Alternativa B — ❌ Incorreta
Sustenta que os recursos devem ser reinvestidos exclusivamente em bens imóveis ou ativos públicos (títulos, participações), vedando qualquer outra destinação. A LRF não impõe essa obrigação de reinvestimento automático; permite que a receita de capital seja aplicada em qualquer despesa de capital (investimentos, inversões financeiras, transferências de capital), não necessariamente na compra de novos imóveis. Além disso, a exceção para déficit previdenciário não é mencionada. Logo, incorreta.
Alternativa C — ❌ Incorreta
Reconhece que são receitas de capital, mas afirma que somente podem ser aplicadas em despesas da mesma natureza (capital), vedando as demais aplicações. Esquece-se da exceção do art. 44: a cobertura de déficit de regime de previdência, que é despesa corrente, pode sim ser financiada com essas receitas, desde que autorizada por lei. Portanto, a afirmação de proibição total é falsa.
Alternativa D — ❌ Incorreta
Classifica os recursos como receita corrente do Estado. Alienação de bens é receita de capital (art. 11, §3º, da Lei 4.320/1964 — receitas de capital incluem a alienação de bens). Consequentemente, a conclusão de que podem ser aplicados em despesas correntes é errada. A receita de capital não se incorpora à receita corrente; seu uso é restrito às despesas de capital, salvo a exceção previdenciária. Alternativa claramente incorreta.
Alternativa E — ✅ Correta ⟵ GABARITO
A alternativa E está em total conformidade com o art. 44 da LRF: "É vedada a aplicação da receita de capital derivada da alienação de bens e direitos que integram o patrimônio público para o financiamento de despesa corrente, salvo se destinada por lei aos regimes de previdência social, geral e próprio dos servidores públicos." Assim, não podem ser aplicados em despesas de custeio (seja saúde, educação ou qualquer outra), mas podem ser destinados, por lei, à cobertura de déficit de regime de previdência dos servidores.

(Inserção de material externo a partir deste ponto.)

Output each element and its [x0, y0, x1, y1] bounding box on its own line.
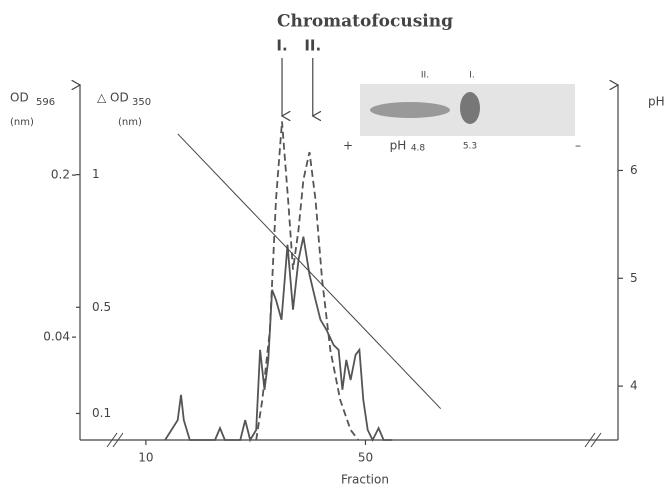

Correta.
NÃO CAIA NESSA!
A banca tenta confundir o candidato de duas formas: (1) classificando a alienação como receita corrente (alternativa D) e (2) esquecendo a exceção do art. 44 que permite o uso para previdência (alternativas A, B, C). Fique atento: a regra geral é vedação ao custeio, mas a lei pode excepcionar para regimes de previdência. Memorize essa exceção, pois é o ponto mais cobrado do artigo.